The Pitch: Miles Elliott (Paul Rudd) is dissatisfied with his life. Wasting away in a mediocre suburban existence, and in a strained relationship with wife Kate (Aisling Bea) over their inability to have kids, Miles feels trapped by the everyday frustrations of ordinary life. But one day, he gets an invitation from a newly-chipper colleague to a “wellness spa” tucked away in a nearby strip mall, one that promises to make him an entirely new person.
Turns out, that last part is a bit more literal than you might think, as Miles wakes up to find himself buried nude in a shallow grave not far from the spa. Returning home, he sees a new, sunnier, more optimistic version of himself (also Rudd) living in his house, spending time with his wife, and generally making a grander impression on everyone around him than Old Miles did.
Suddenly confronted with the fact that there are two Mileses in the world, the pair try to work out where to go from here. After all, there’s only room for one of them in Miles’ life. Who gets to have it?
(I Can See For) Miles and Miles: What if you could look at your life from a different set of eyes? That’s essentially the premise of Timothy Greenberg’s (The Daily Show) series, the tale of a man exploring different paths down his own life’s journey. It doesn’t take long for the secret of the two Mileses to come out, which is probably for the best: Instead of wasting time with a repetitive comedy of errors, Living With Yourself makes room to explore the ‘what now?’ of its high-concept premise. Two people suddenly occupy the same life — they have the same house, the same job, the same wife. Where do you go from there?
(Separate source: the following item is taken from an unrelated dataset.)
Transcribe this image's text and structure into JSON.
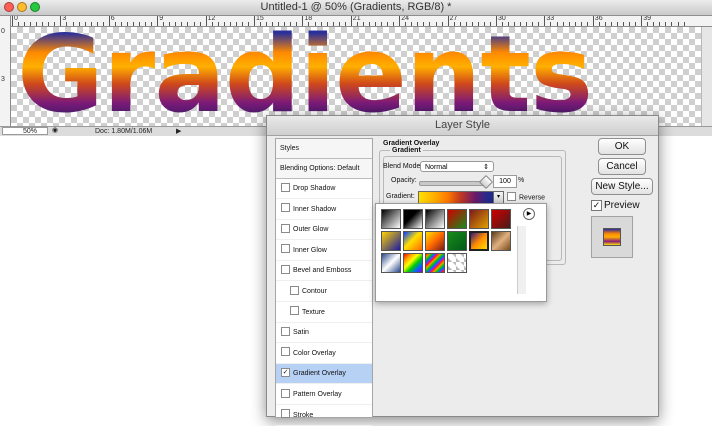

Greenberg’s script is obsessed with perspective: Multiple episodes will backtrack through events we’ve already seen to get the other Miles’ POV (or in one episode, Kate’s), creating closed-loop timelines that offer a fuller picture of what’s going on with each half of the Miles equation. One Miles is bitter and resentful at the more bushy-tailed, “better” version of Miles that arguably deserves his life more, while the other feels like an imposter and wonders where he’s supposed to go now. Neither Miles is the bad guy, and the show works overtime to see this dilemma from both of their perspectives. It’s in the understated exploration of these questions that the show finds its more thoughtful moments.
Can’t-Man and the WASP: More than that, though, Living With Yourself is a Paul Rudd showcase down to its core, and he coasts by with all the affable energy the comedy star can muster. The bifurcated Mileses give Rudd plenty of opportunities to dive into his two most effective modes of performance, Grumpy Rudd and Sunny Rudd — it’s like watching Scott Lang and Bobby Newport in a dual role. Apart from the remarkable skill set that comes with acting against yourself, though, it’s not the hugest stretch for Rudd’s acting chops. After all, he’s just playing two mildly different versions of the same ordinary guy. Rudd thrives when he gets to be a little outrageous; here, the material sands off some of his most interesting edges.
Honestly, that’s one of the bigger problems with Living With Yourself, a show more interested in its concept than its characters. Like a lot of other high-concept comedic series of late, the premise is slotted into the usual upper-middle-class privilege trappings — a young, well-to-do couple with good jobs (usually white), who have the economic freedom to only have to worry about the wacky situation in which they find themselves. It might’ve been more interesting to see what would happen with a double life for someone who wasn’t rocking the suburbs.
Binge and Purge: The good news about Living With Yourself is that it’s a short watch: an eight-episode season of approximately 25-minute episodes. You can bang through it in a single afternoon, making it the perfect example of Netflix’s scorched-earth model to content releasing. Unfortunately, that seems a little too short to deal with the myriad issues the show brings up about identity, purpose, and discerning authenticity from artifice. Over the course of these four hours, Greenberg’s show bogs itself down in mildly-diverting comedic asides (including Bridget Everett as an endearingly-beleaguered FDA agent forced to interrogate one of the Mileses in the FDA’s break room) instead of sufficiently exploring the messy implications of sharing a life with your clone.
The Verdict: In the end, Living With Yourself seems to intersect (conceptually, at least) with Netflix’s dream-machine romance Maniac, but lacks the formal ambition or thematic verve of that show. Instead, a dual turn by Rudd, and Bea’s breakout-worthy presence, do their damndest to spice up an ultimately shallow exploration of the road not taken. The occasional bright spot appears (Bea, in particular, is a standout, and her episode is the best of the lot), and the end of the show promises new avenues to explore in a potential second season.
But will people remember this show even exists by the time Season 2 comes out? Granted, that’s an indictment of Netflix’s machine-gun content generation strategy as much as the comparative blandness of the show itself. But in offering little more than fortune-cookie sentiments about our own lives being what we make of them, Living With Yourself doesn’t give us much to hold onto as we wait for more miles.
Where’s It Playing? Living With Yourself crawls out of an unmarked grave and lives your life for you on Netflix October 18th.